Meta-analysis results

Mortality

Overall, the 13 studies had data that compared the relative rates of raw mortality of 1188 patients who were treated with daptomycin (n = 532) or linezolid (n = 656) (Figure 2a). The results indicate that daptomycin was associated with significantly higher mortality (OR: 1.43, 95% CI: 1.09–1.86, p = 0.009, I 2 = 0%). However, there were baseline differences of the 2 study groups, the aORs for mortality in daptomycin- and linezolid-treated patients were analyzed in further detail . We also performed 3 subgroup analyses of these studies. In particular, we analyzed studies in which aORs were reported or not (Figure 2b); studies in which long-term and short-term mortality were reported (Figure 3a); and studies that were published as full papers or conference abstracts (Figure 3b).

Figure 2
figure 2

Forest plots of raw mortality and mortality in which aORs were and were not reported. (a) ORs of all 13 studies. (b) ORs of studies that did (n = 8) and did not (n = 5) report aORs. Here and below, the vertical line indicates the “no difference” point of the 2 regimens and the horizontal lines indicate 95% confidence intervals (CIs). , odds ratio; ♦, pooled odds ratio for all studies.

Figure 3
figure 3

Forest plots of long-term and short term mortality and of full papers and conference abstracts. (a) ORs of studies that reported long-term (n = 8) and short-term (n = 5) mortality. (b) ORs of studies that were full papers (n = 9) and conference abstracts (n = 4).

Among studies that reported aORs, daptomycin was associated with significantly higher mortality (Figure 2b, 747 patients, OR: 1.59, 95% CI: 1.02–2.50, p = 0.04, I 2 = 2%). However, among studies that did not report aORs, daptomycin was not associated with significantly higher mortality (Figure 2b, 441 patients, OR: 1.34, 95% CI: 0.85–2.11, p = 0.20, I 2 = 0%). There was no significant difference between two subgroups (p = 0.54).

Patients who received daptomycin had borderline significantly higher long-term mortality (Figure 3a, 821 patients, OR: 1.44, 95% CI: 0.99–2.09, p = 0.06, I 2 = 0%), but not significantly short-term mortality (367 patients, OR: 1.52, 95% CI: 0.67–3.46, p = 0.32, I 2 = 46%).
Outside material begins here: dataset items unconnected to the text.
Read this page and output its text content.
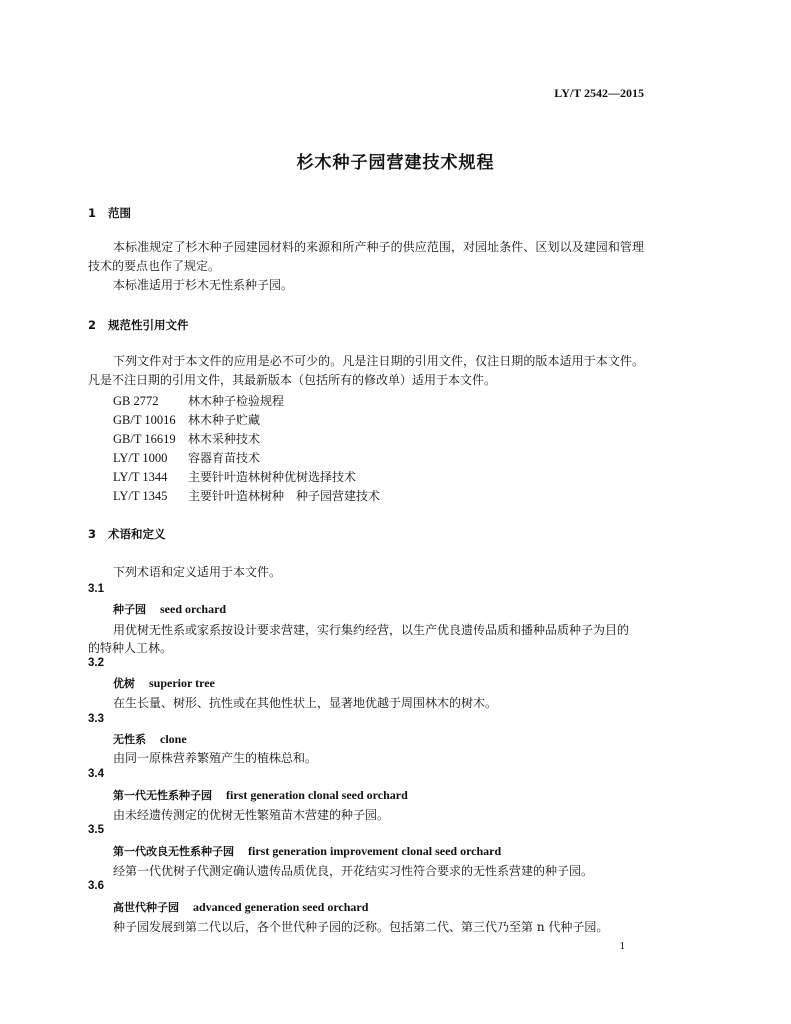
LY/T 2542—2015
杉木种子园营建技术规程
1 范围
本标准规定了杉木种子园建园材料的来源和所产种子的供应范围，对园址条件、区划以及建园和管理技术的要点也作了规定。
本标准适用于杉木无性系种子园。
2 规范性引用文件
下列文件对于本文件的应用是必不可少的。凡是注日期的引用文件，仅注日期的版本适用于本文件。凡是不注日期的引用文件，其最新版本（包括所有的修改单）适用于本文件。
GB 2772 林木种子检验规程
GB/T 10016 林木种子贮藏
GB/T 16619 林木采种技术
LY/T 1000 容器育苗技术
LY/T 1344 主要针叶造林树种优树选择技术
LY/T 1345 主要针叶造林树种　种子园营建技术
3 术语和定义
下列术语和定义适用于本文件。
3.1
种子园 seed orchard
用优树无性系或家系按设计要求营建，实行集约经营，以生产优良遗传品质和播种品质种子为目的
的特种人工林。
3.2
优树 superior tree
在生长量、树形、抗性或在其他性状上，显著地优越于周围林木的树木。
3.3
无性系 clone
由同一原株营养繁殖产生的植株总和。
3.4
第一代无性系种子园 first generation clonal seed orchard
由未经遗传测定的优树无性繁殖苗木营建的种子园。
3.5
第一代改良无性系种子园 first generation improvement clonal seed orchard
经第一代优树子代测定确认遗传品质优良，开花结实习性符合要求的无性系营建的种子园。
3.6
高世代种子园 advanced generation seed orchard
种子园发展到第二代以后，各个世代种子园的泛称。包括第二代、第三代乃至第 n 代种子园。
1
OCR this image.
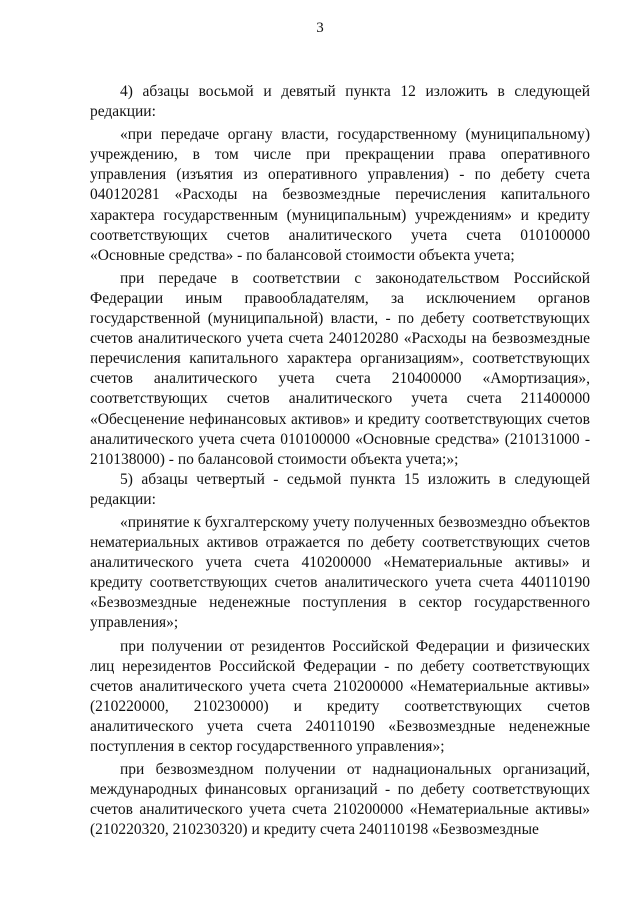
3

4) абзацы восьмой и девятый пункта 12 изложить в следующей редакции:

«при передаче органу власти, государственному (муниципальному) учреждению, в том числе при прекращении права оперативного управления (изъятия из оперативного управления) - по дебету счета 040120281 «Расходы на безвозмездные перечисления капитального характера государственным (муниципальным) учреждениям» и кредиту соответствующих счетов аналитического учета счета 010100000 «Основные средства» - по балансовой стоимости объекта учета;

при передаче в соответствии с законодательством Российской Федерации иным правообладателям, за исключением органов государственной (муниципальной) власти, - по дебету соответствующих счетов аналитического учета счета 240120280 «Расходы на безвозмездные перечисления капитального характера организациям», соответствующих счетов аналитического учета счета 210400000 «Амортизация», соответствующих счетов аналитического учета счета 211400000 «Обесценение нефинансовых активов» и кредиту соответствующих счетов аналитического учета счета 010100000 «Основные средства» (210131000 - 210138000) - по балансовой стоимости объекта учета;»;

5) абзацы четвертый - седьмой пункта 15 изложить в следующей редакции:

«принятие к бухгалтерскому учету полученных безвозмездно объектов нематериальных активов отражается по дебету соответствующих счетов аналитического учета счета 410200000 «Нематериальные активы» и кредиту соответствующих счетов аналитического учета счета 440110190 «Безвозмездные неденежные поступления в сектор государственного управления»;

при получении от резидентов Российской Федерации и физических лиц нерезидентов Российской Федерации - по дебету соответствующих счетов аналитического учета счета 210200000 «Нематериальные активы» (210220000, 210230000) и кредиту соответствующих счетов аналитического учета счета 240110190 «Безвозмездные неденежные поступления в сектор государственного управления»;

при безвозмездном получении от наднациональных организаций, международных финансовых организаций - по дебету соответствующих счетов аналитического учета счета 210200000 «Нематериальные активы» (210220320, 210230320) и кредиту счета 240110198 «Безвозмездные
Published full papers showed that patients who received daptomycin had higher mortality (Figure 3b, 967 patients, OR: 1.46, 95% CI: 1.02–2.09, p = 0.04, I 2 = 0%). Conference abstracts indicated no significant mortality differences, and there was significant heterogeneity among these studies (221 patients, OR: 1.41, 95% CI: 0.44–4.47, p = 0.56, I 2 = 63%).

Meta-regression analysis

Univariate meta-regression analyses indicated that the results of the meta-analysis were not significantly affected by reported OR (aOR vs. OR, p = 0.556), publication type (conference abstract vs. full paper, p = 0.948), or outcome definition (long-term vs. short-term mortality, p = 0.842).

Publication bias

A funnel plot of the 13 included studies indicates no significant publication bias with respect to mortality (Figure 4, slope coefficient = 0.574, p = 0.298). In addition, the results of the test for small study effects indicated that this was not significant (p = 0.710).

Figure 4
figure 4

Funnel plot showing the absence of publication bias.

Clinical outcome, microbiological outcome, and relapse

Five studies (494 patients) reported clinical cure rates. The results indicate no significant difference between linezolid and daptomycin treatment (Figure 5a, daptomycin vs. linezolid, OR: 0.85, 95% CI: 0.48–1.49, p = 0.57, I 2 = 38%). Eight studies (794 patients) reported microbiological cure rates. Linezolid treatment had a trend for better microbiological cure (Figure 5b, daptomycin vs. linezolid, OR: 0.67, 95% CI: 0.42–1.06, p = 0.09, I 2 = 0%). Five studies (452 patients) reported relapses of VRE bacteremia. The results indicate that daptomycin use was associated with significantly higher relapse rates (Figure 6, daptomycin vs. linezolid, OR: 2.65, 95% CI: 1.03–6.78, p = 0.04, I 2 = 0%).

Figure 5
figure 5

Forest plots of studies that reported clinical cure and microbiological cure. (a) ORs of studies that reported clinical cure (n = 5). (b) ORs of studies that reported microbiological cure (n = 8).

Figure 6
figure 6

Forest plots of studies that reported relapse. ORs of studies that reported relapse (n = 5).

Adverse events

Five studies reported a priori-defined adverse events. Hematologic adverse events could not be analyzed, because of differences in the reporting criteria. Although 3 studies reported that daptomycin was associated with trends toward lower rates of thrombocytopenia (pooled OR: 0.41, 95% CI: 0.14–1.18, p = 0.10, I 2 = 0%) [12],[15],[31], the other study reported that the linezolid group had a shorter duration of thrombocytopenia (15.7 vs. 18.0 days) [14]. Two studies (170 patients) provided data comparing the relative rates of AKI due to daptomycin or linezolid [12],[14]. The results indicate that daptomycin was not associated with a significant risk of AKI (pooled OR: 1.59, 95% CI: 0.49–5.14, p = 0.44, I 2 = 0%). Three studies (254 patients) had data comparing the relative rates of elevated CK [12],[14],[15]. Again, daptomycin was not associated with significant risk of elevated CK (pooled OR: 1.97, 95% CI: 0.37–10.46, p = 0.43, I 2 = 0%) [15],[24],[30]-[32].

Discussion

Thirteen studies compared daptomycin and linezolid for the treatment of VRE bacteremia, and these were all relatively small retrospective cohort studies. Although daptomycin has bactericidal activity against enterococci [8], the present results surprisingly show daptomycin was not associated with significantly better microbiological cure rate than linezolid. In fact, consideration of all 13 studies in the meta-analysis indicated that daptomycin was associated with significantly higher mortality than linezolid. In addition, subgroup analysis of studies that reported aORs also showed linezolid treatment had a more favorable outcome.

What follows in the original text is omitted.